Rolling down easy slabs with Morning Star, Del Campo, and Gothic in the back

We rolled into Subway basically drooling. Robert drank a gatorade before even reaching the counter. The cashier laughed as we lit up over sandwich ingredients, and apologized when she saw Robert had taken an empty beverage from the fridge (“he drank it he didn’t find it!!!”). That sandwich was one of the best things I had ever eaten. And it was still sunny out.

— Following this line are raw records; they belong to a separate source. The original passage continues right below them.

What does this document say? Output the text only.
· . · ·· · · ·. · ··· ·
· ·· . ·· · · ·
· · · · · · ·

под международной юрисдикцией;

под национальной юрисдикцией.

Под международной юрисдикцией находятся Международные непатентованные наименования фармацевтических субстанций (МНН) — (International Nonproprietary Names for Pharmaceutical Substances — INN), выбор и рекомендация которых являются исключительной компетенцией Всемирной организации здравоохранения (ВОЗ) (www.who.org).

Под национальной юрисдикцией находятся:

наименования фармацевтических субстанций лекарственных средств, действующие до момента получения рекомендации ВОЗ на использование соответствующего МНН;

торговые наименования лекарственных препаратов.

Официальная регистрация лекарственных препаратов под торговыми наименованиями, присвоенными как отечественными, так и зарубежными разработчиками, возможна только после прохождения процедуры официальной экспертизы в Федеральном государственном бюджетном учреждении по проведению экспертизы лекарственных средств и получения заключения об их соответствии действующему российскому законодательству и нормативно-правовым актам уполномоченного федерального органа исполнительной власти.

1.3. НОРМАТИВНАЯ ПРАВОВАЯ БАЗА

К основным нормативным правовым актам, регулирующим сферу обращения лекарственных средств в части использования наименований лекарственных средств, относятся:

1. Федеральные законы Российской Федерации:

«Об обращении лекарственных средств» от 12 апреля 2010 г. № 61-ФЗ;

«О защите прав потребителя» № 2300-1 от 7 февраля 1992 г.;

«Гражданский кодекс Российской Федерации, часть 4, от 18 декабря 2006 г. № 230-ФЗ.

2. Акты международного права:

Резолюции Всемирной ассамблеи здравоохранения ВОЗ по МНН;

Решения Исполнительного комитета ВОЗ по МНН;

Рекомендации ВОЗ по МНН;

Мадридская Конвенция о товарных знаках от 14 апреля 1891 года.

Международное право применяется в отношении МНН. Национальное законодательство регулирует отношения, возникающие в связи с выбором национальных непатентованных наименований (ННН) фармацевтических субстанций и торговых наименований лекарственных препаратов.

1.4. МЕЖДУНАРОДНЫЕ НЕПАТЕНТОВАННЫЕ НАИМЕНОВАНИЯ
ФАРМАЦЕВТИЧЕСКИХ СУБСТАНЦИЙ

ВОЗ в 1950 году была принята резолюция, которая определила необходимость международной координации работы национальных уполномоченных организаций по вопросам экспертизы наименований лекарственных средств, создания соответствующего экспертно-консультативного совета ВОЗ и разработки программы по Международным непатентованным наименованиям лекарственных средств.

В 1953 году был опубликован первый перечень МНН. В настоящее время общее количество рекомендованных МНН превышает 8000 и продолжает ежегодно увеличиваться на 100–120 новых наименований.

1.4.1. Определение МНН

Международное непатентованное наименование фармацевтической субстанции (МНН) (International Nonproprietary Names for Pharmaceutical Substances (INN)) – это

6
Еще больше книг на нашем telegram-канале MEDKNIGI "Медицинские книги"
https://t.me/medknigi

I was home at a reasonable hour, in bed at a reasonable hour, crazy shit was happening. It was amazingly nice to have a whole weekend go that smoothly, that successfully. Ragged edge is a sweet route, probably a softer 5.7 in my opinion, and somewhat crowded. But if you’re the type to complain about crowds, you shouldn’t be on that route. Oh, and I strongly recommend bivvying, because it makes everything that much more pleasant.